Teaching machines to track objects in a video is one of the most difficult tasks in computer vision, mainly because it requires a huge, labeled training dataset for tracking. Of course, recording and labeling everything going on Earth would be impractical.
That’s why it’s necessary to build a system that learns to track without human supervision, rather than utilizing an enormous amount of raw, unlabeled clips. Why does it matter so much, you asked? Well, tracking objects in videos could be useful for numerous applications, like object interaction, activity recognition, video stylization, and much more.
Now, researchers at Google have developed a convolutional network that learns to copy colors from a single reference frame. Instead of trying to estimate colors directly from a grayscale frame, the model is constrained to use colors of the first reference frame of the video.
In order to copy the right colors, the network needs to learn how to internally point to the right region. This new model can follow different objects and track through occlusions without having to be trained on large labeled datasets.
To develop this artificial intelligence system, researchers have leveraged the temporal coherency of color, which offers a huge training data for teaching convolutional network to track specific portions in the video. There are some exceptional cases when color isn’t temporally coherent, for instance, switching on lights instantly. However, in general colors remain stable over time.
Predicted colors from colorized single frame reference | Credit: Google
Firstly, the video is decolorized and then the network performs colorization steps because a scene might contain different objects of same color. By doing this, machine can learn how to track particular regions or objects.
The researchers used Kinetics dataset (contains half a million video clips depicting daily activities) to train their model. They converted all video frames, excluding the first one, into grayscale and trained the network to estimate the right colors in the following frames.
To copy original colors from a single frame, the convolutional network learned to internally point to the right colors. This forced the network to follow an explicit mechanism, which can be used for object tracking.
The network tracks object without supervision | Credit: Google
Despite the fact that the model isn’t trained on solid identities, it learns to track any object or visual portion in the video using only a single (first) frame. It can track a single point or outlined entity in the video.
To track objects from colorizing video, researchers made only one change: propagate labels representing target regions, rather than propagating colors throughout the clip.
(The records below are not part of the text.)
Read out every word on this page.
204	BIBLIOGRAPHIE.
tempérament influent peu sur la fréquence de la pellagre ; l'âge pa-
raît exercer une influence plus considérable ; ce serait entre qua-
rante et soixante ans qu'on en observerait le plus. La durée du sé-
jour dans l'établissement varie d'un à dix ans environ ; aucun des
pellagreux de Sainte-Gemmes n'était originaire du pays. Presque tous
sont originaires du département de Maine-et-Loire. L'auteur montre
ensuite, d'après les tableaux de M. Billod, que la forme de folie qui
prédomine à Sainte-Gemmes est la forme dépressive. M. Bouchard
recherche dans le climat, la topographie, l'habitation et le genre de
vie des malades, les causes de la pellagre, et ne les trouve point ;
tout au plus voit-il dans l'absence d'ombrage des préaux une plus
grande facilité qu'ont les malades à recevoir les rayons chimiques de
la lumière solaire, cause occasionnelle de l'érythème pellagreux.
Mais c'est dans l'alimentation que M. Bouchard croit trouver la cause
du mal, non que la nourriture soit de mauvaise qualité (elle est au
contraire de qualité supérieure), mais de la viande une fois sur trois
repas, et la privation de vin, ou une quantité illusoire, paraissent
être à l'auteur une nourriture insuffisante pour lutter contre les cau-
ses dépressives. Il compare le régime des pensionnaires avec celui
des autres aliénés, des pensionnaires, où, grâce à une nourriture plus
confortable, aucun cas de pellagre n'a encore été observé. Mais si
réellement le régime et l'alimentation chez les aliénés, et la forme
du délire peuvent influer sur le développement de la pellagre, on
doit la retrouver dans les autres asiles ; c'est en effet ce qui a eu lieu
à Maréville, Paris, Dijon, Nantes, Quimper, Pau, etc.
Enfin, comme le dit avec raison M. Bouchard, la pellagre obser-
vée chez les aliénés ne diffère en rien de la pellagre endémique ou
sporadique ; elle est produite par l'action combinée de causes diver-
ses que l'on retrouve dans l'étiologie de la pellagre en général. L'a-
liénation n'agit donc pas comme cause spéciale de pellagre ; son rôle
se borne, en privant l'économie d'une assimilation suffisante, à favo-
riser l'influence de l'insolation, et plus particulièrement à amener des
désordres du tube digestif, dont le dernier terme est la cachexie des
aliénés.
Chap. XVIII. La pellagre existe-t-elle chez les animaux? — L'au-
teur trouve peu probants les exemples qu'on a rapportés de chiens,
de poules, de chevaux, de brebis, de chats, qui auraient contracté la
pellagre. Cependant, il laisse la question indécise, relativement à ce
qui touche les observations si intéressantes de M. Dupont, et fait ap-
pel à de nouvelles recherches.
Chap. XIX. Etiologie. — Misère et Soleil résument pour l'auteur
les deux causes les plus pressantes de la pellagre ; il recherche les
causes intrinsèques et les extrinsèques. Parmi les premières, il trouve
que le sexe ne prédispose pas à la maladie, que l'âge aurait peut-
Tracking movements of human skeleton | Credit: Google
The network is also capable of tracking human poses: It requires an initial frame labeled with key-points and does the rest of the work. However, predicting key-points in the following frames is not as easy as it sounds, because you need to have fine-grained localization of each key-point when people in the video undergo deformation.
Researchers demonstrated the network’s pose tracking feature on the JHMDB dataset (a fully annotated data set for human poses and actions) where they tracked a human joint skeleton.
The network obtains similar performance to optical flow, indicating that it could be learning some motion features. It learns to track human poses and video segments well enough to slightly outperform the latest optical flow-based techniques.
The model isn’t perfect yet. In some experiments, it failed to colorize videos and track segments. Therefore, researchers plan to further improve the video colorization process, which may ultimately translate into enhanced self-supervised tracking.